Es gibt schon länger keine zwei Meinungen mehr: Pierin Vincenz, der gefallene Raiffeisen-Chef, hat betrogen, gelogen und die halbe Menschheit über den Tisch gezogen.

Der Bündner, der von den Medien noch vor einigen Jahren als Paradebeispiel des netten Bankers, quasi als Skilehrer unter den windigen Finanzjongleuren, gefeiert wurde und im Vorabendprogramm von Tele Züri an einem farbigen Drink nippen durfte, ist zum Inbegriff des gewinnsüchtigen Profiteurs geworden. Die Geschichte ist wie eine Mischung aus Wirtschaftskrimi und Realitysoap – und die Whistleblower spielen fröhlich mit: Jedes halbe Cüpli, das Vincenz im Nightclub getrunken oder spendiert haben soll, ist feinsäuberlich protokolliert, und selbst der dritte Vorname der brasilianischen Tänzerin gehört mittlerweile zum Allgemeingut.

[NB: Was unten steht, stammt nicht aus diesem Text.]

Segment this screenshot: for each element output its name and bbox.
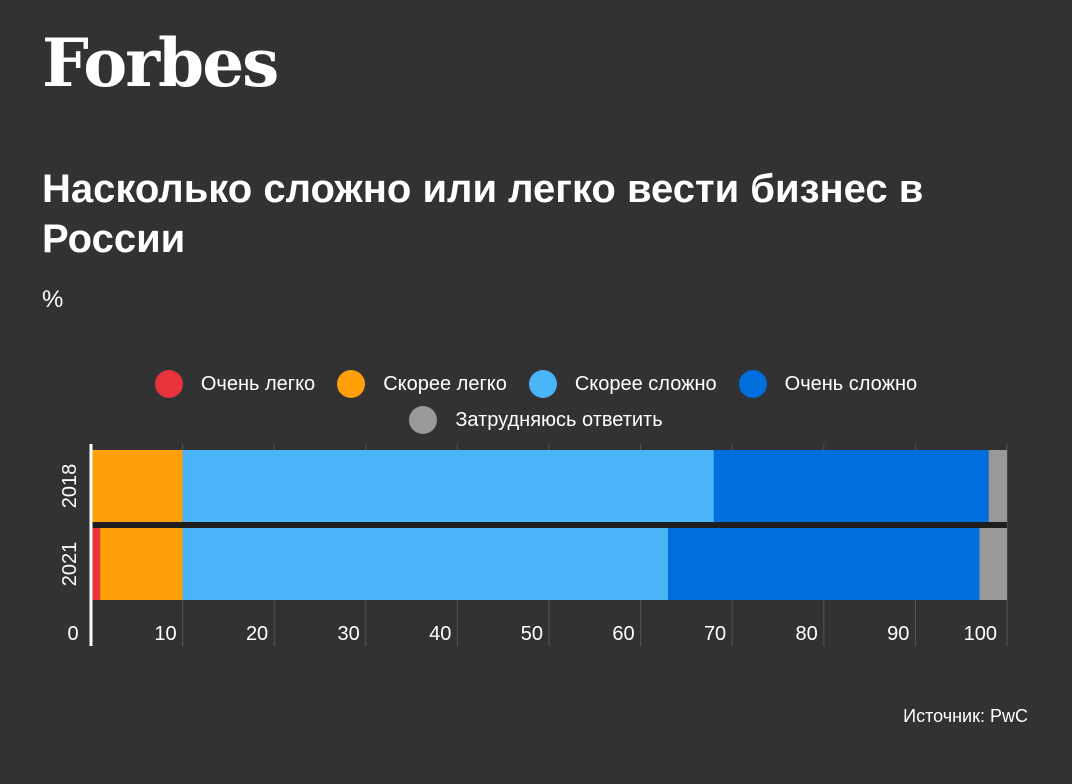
forbes-logo[interactable]: Forbes [42,24,279,102]
legend-item: Затрудняюсь ответить [409,406,663,434]
legend-item: Скорее сложно [528,370,717,398]
x-tick-label: 30 [338,623,360,645]
legend-swatch [337,370,366,398]
bar-segment [182,450,714,522]
legend-swatch [154,370,183,398]
legend-label: Затрудняюсь ответить [455,408,663,431]
x-tick-label: 40 [429,623,451,645]
x-tick-label: 10 [154,623,176,645]
bar-segment [91,450,183,522]
legend-item: Очень легко [154,370,316,398]
legend-swatch [528,370,557,398]
x-tick-label: 50 [521,623,543,645]
x-tick-label: 90 [887,623,909,645]
chart-legend: Очень легко Скорее легко Скорее сложно Очен… [0,370,1072,434]
legend-swatch [738,370,767,398]
bar-segment [988,450,1007,522]
bar-segment [713,450,989,522]
bar-segment [91,528,101,600]
bar-segment [668,528,980,600]
legend-label: Скорее сложно [574,372,717,395]
x-tick-label: 100 [964,623,997,645]
category-label: 2021 [59,542,81,587]
legend-item: Скорее легко [337,370,507,398]
legend-label: Скорее легко [383,372,507,395]
source-note: Источник: PwC [903,706,1028,726]
x-tick-label: 0 [67,623,78,645]
x-tick-label: 70 [704,623,726,645]
x-tick-label: 20 [246,623,268,645]
x-tick-label: 60 [612,623,634,645]
bar-segment [182,528,669,600]
legend-swatch [409,406,438,434]
chart-title: Насколько сложно или легко вести бизнес … [42,167,924,261]
legend-label: Очень сложно [784,372,918,395]
bar-segment [979,528,1007,600]
category-label: 2018 [59,464,81,509]
chart-unit: % [42,286,64,313]
legend-label: Очень легко [200,372,316,395]
x-tick-label: 80 [796,623,818,645]
legend-item: Очень сложно [738,370,918,398]
bar-segment [100,528,183,600]
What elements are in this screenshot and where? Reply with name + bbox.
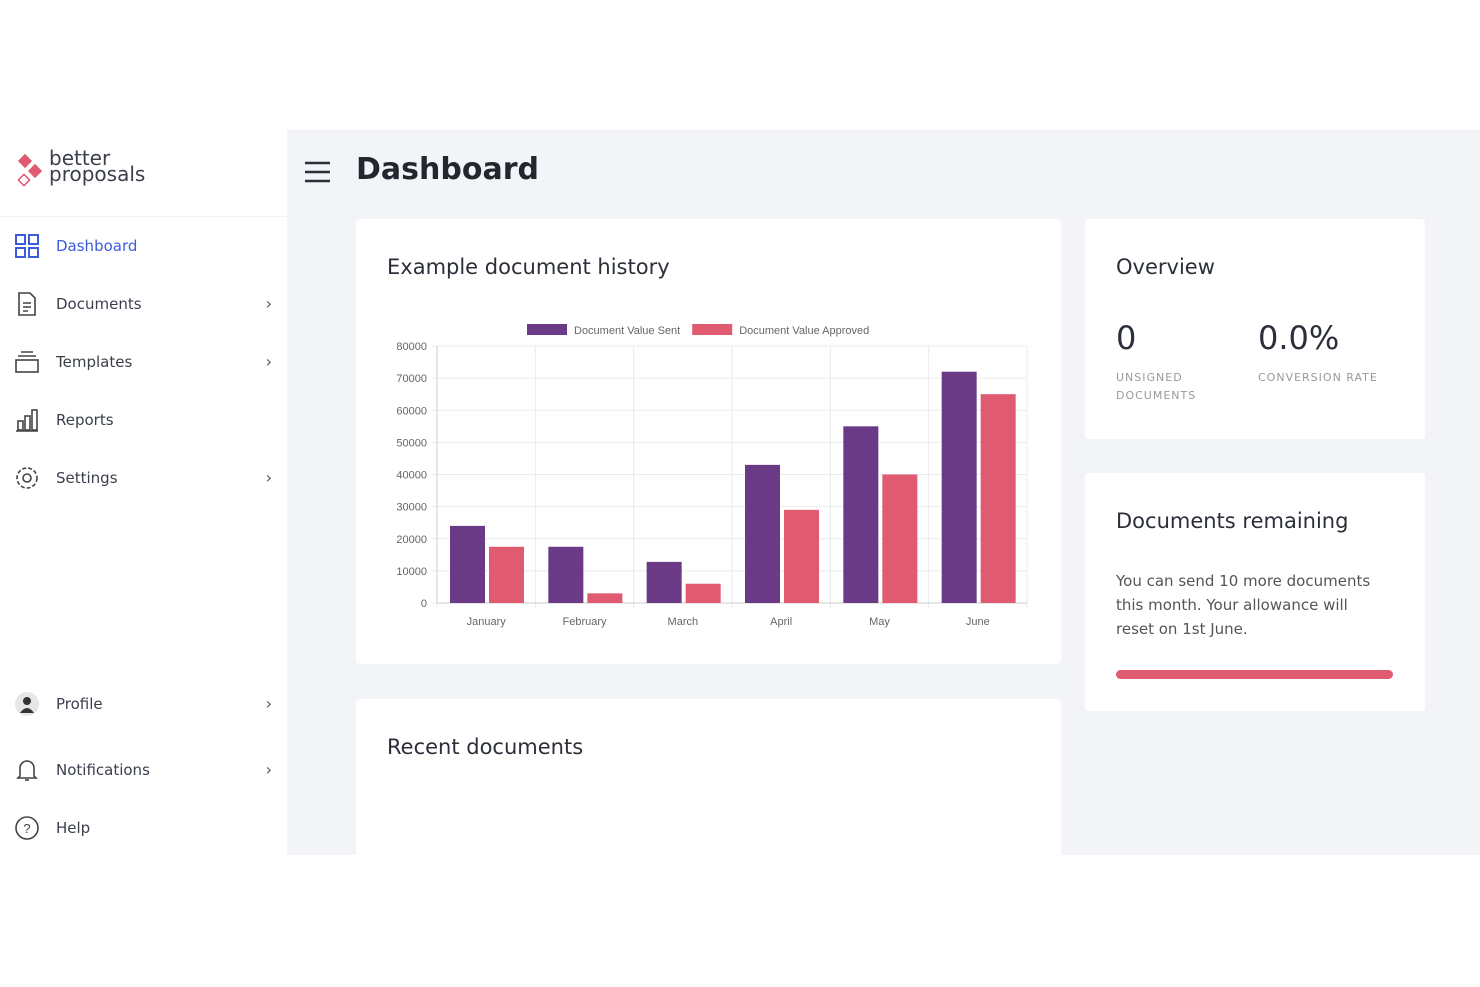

Doch ist alles wirklich so simpel? Schaut und hört man genauer hin, mehren sich die Stimmen, die eine entscheidende Frage stellen: Sind die vermeintlichen Vergehen des Ex-Bank-Chefs strafrechtlich relevant?

Der Mann, der dies am besten einschätzen kann, ist Vincenz-Verteidiger Lorenz Erni. Der Anwalt aus dem Zürcher Kreis 4 gilt als renommiertester Strafverteidiger der Schweiz und hält die Medien bevorzugt auf Distanz. Er hat dafür gesorgt, dass sein Mandant nie öffentlich aufgetreten ist. Erni orientiert sich an einer alte Weisheit: Reden ist Silber, Schweigen Gold. Und im Gegensatz zur Anklage hat er sein Pulver garantiert noch nicht verschossen.